Monoculture can be a farmer’s enemy as monoculture can set your farm backwards.
Setting up test sites like 10 m x 10 m or 30 m x 30 m in big paddocks for grazing management to observe the benefits of diverse plant species can easily be put on the back burner by farmers and not done at all.
However, as early adopters have found it is well worth the effort to encourage the re- establishment of a diverse range of the plant species as it is very profitable.
So the next best thing to constructed test sites is to follow scientist David Tongway and his landscape function analysis methodology where on a downward slope transect, his team setup brush packs to catch and observe the sediment, debris and nutrients that were moving down the slope and to look at the possible recovery in the big paddock with new plant species if given a chance to appear.
The findings were:
1. That considerable matter was caught up in the brush packs which would have otherwise been lost from the paddock
2. That regeneration of plant diversity of desirable plant species that would have otherwise been eaten out by animals as currently has been eaten out in the rest of the paddock
3. They found that regeneration of plants higher up the evolution successional scale both of which, if given a chance would rebuild the quality of the pasture and the landscape function
What are brush packs?
How does the farmer create a test site using brush packs?

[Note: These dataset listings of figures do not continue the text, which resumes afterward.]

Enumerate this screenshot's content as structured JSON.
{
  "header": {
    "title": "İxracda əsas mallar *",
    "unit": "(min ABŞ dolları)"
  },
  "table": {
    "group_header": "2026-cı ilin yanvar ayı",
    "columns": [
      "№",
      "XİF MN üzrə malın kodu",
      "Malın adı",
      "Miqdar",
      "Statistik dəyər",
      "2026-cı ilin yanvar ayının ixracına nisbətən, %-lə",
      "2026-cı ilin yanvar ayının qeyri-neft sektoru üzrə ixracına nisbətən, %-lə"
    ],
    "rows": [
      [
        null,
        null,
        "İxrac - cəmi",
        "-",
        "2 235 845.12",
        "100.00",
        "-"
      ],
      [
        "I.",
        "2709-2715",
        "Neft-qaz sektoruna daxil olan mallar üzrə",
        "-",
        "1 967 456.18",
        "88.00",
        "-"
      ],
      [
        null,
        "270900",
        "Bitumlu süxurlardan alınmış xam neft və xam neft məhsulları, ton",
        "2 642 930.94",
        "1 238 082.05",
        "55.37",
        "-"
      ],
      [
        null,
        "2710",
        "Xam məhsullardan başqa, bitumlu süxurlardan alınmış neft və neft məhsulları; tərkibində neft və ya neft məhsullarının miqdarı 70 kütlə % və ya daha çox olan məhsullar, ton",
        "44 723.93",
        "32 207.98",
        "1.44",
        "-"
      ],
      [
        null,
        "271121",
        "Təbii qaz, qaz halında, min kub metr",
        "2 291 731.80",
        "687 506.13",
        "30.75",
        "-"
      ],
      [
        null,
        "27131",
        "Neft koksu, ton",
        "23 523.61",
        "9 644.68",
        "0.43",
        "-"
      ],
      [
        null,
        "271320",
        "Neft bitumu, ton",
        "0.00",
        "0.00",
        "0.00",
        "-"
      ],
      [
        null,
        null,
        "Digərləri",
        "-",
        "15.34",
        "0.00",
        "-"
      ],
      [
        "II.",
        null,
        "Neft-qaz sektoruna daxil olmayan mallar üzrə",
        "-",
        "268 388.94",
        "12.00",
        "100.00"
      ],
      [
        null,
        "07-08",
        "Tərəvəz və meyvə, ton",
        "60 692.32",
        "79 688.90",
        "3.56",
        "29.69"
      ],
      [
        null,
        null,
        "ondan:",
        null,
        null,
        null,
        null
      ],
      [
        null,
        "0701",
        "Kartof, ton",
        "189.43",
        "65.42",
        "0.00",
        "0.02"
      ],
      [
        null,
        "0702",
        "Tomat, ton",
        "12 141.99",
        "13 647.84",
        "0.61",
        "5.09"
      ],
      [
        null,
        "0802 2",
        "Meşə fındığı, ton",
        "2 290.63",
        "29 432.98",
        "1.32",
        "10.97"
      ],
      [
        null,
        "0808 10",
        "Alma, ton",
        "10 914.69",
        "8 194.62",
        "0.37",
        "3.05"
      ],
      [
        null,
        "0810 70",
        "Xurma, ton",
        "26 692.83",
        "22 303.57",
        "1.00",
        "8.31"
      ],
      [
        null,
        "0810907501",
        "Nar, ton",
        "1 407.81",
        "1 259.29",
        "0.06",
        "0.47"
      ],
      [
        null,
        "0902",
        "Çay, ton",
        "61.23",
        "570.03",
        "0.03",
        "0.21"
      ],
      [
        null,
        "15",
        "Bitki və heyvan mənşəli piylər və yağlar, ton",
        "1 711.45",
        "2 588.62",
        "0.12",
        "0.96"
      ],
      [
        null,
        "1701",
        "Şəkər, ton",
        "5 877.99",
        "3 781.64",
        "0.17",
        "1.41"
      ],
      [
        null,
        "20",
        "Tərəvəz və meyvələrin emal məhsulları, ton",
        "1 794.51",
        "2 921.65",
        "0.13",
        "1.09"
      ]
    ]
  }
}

Strategically stack up the branches high enough and wide enough to stop stock and grass eating wildlife from grazing that small area.
Note: It requires twiggy, scratchy branches that the animals don’t like putting their heads into.
Early adopter farmers who worked with test sites are finding they can change management on the rest of the property to encourage diversity which leads to a better functioning landscape that leads to
a) more profitable and
b) more satisfying farming enterprises.